Entrar en la casa de alguien es una manera de entrar en su cabeza, en su vida. La disposición de los muebles el reflejo de sus laberintos neuronales, los olores que emanan de la cocina la destilación de sus emociones y sentimientos, el color de la pared la textura de su ánimo. La casa como un mapa nítido y detallado de la biografía personal, de los aspectos más luminosos y también los más oscuros de la personalidad que la habita. Que te inviten a una casa denota una generosidad extrema, la capacidad de exponer la propia vulnerabilidad de molusco blando al escrutinio ajeno. 

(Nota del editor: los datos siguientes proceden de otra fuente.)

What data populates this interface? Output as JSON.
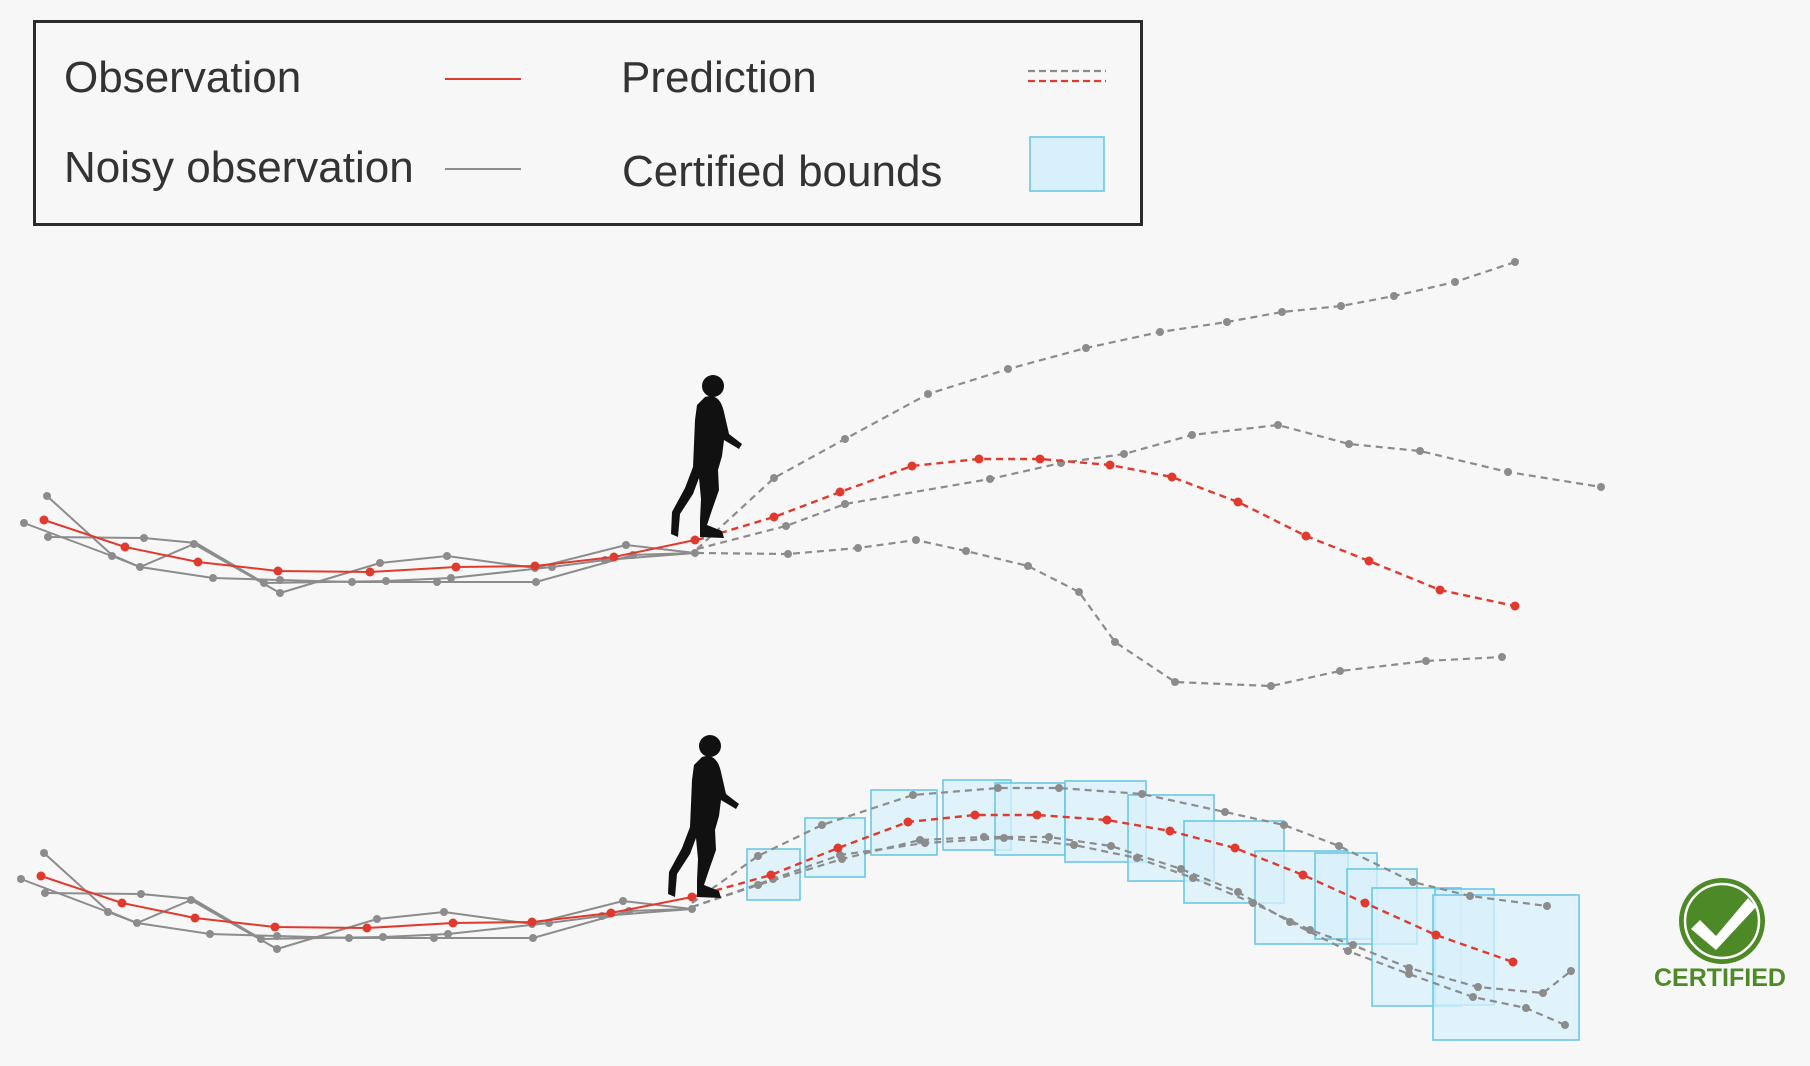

Mi teoría y mi experiencia es que eso se está perdiendo. O lo estoy perdiendo yo. Durante los dos periodos en los que me trasladé a vivir a otras ciudades ( casi tres años a Tenerife y otros dos a Alicante) iba a casa de mis vecinas y de las amigas que hice allí con toda naturalidad. Las casas de Macu, Maite,  Bea,  Tere, Pilar, Rosi… eran territorios comunes y espontáneos de conversación, de lectura, de juegos de niños, de comidas y de cotilleos. Igual que mi piso. Quizás tuviera que ver con la provisionalidad, con que eran pisos de alquiler. Después, a la vuelta, ya no. No tanto. Sólo con los íntimos. No como algo fluido, cotidiano.
Cada vez exponemos más nuestra vida a la mirada del otro, en estos patios de vecinos virtuales y desangelados, pero antes le hacemos un lifting, la sometemos a filtros favorecedores para que no salgan los lamparones de la papilla ni los olores del patio interior, satinamos el papel y solo  mostramos la fotografía si cumple los requisitos para ser publicada en una revista de interiorismo.
Reservado el derecho de admisión de forma cada vez más restrictiva y con las fronteras bien vigiladas, la casa es un caparazón exclusivo y tan impermeable que se convierte en un sistema cerrado, casi irreal.  Lo único que queda es la imagen de la casa, la foto retocada de uno, el reportaje de revista del corazón. En mis paseos siempre miro a través de ventanas y balcones por si puedo vislumbrar o imaginar cómo son las vidas ahí adentro, en el interior de las casas, de la gente.
Ha sido un sueño  bien extraño, y no sé a qué conclusión me lleva. Maquillarlo y fotografiarlo es lo único que de momento  se me ocurre. Estáis todos  invitados a mi casa de mentira.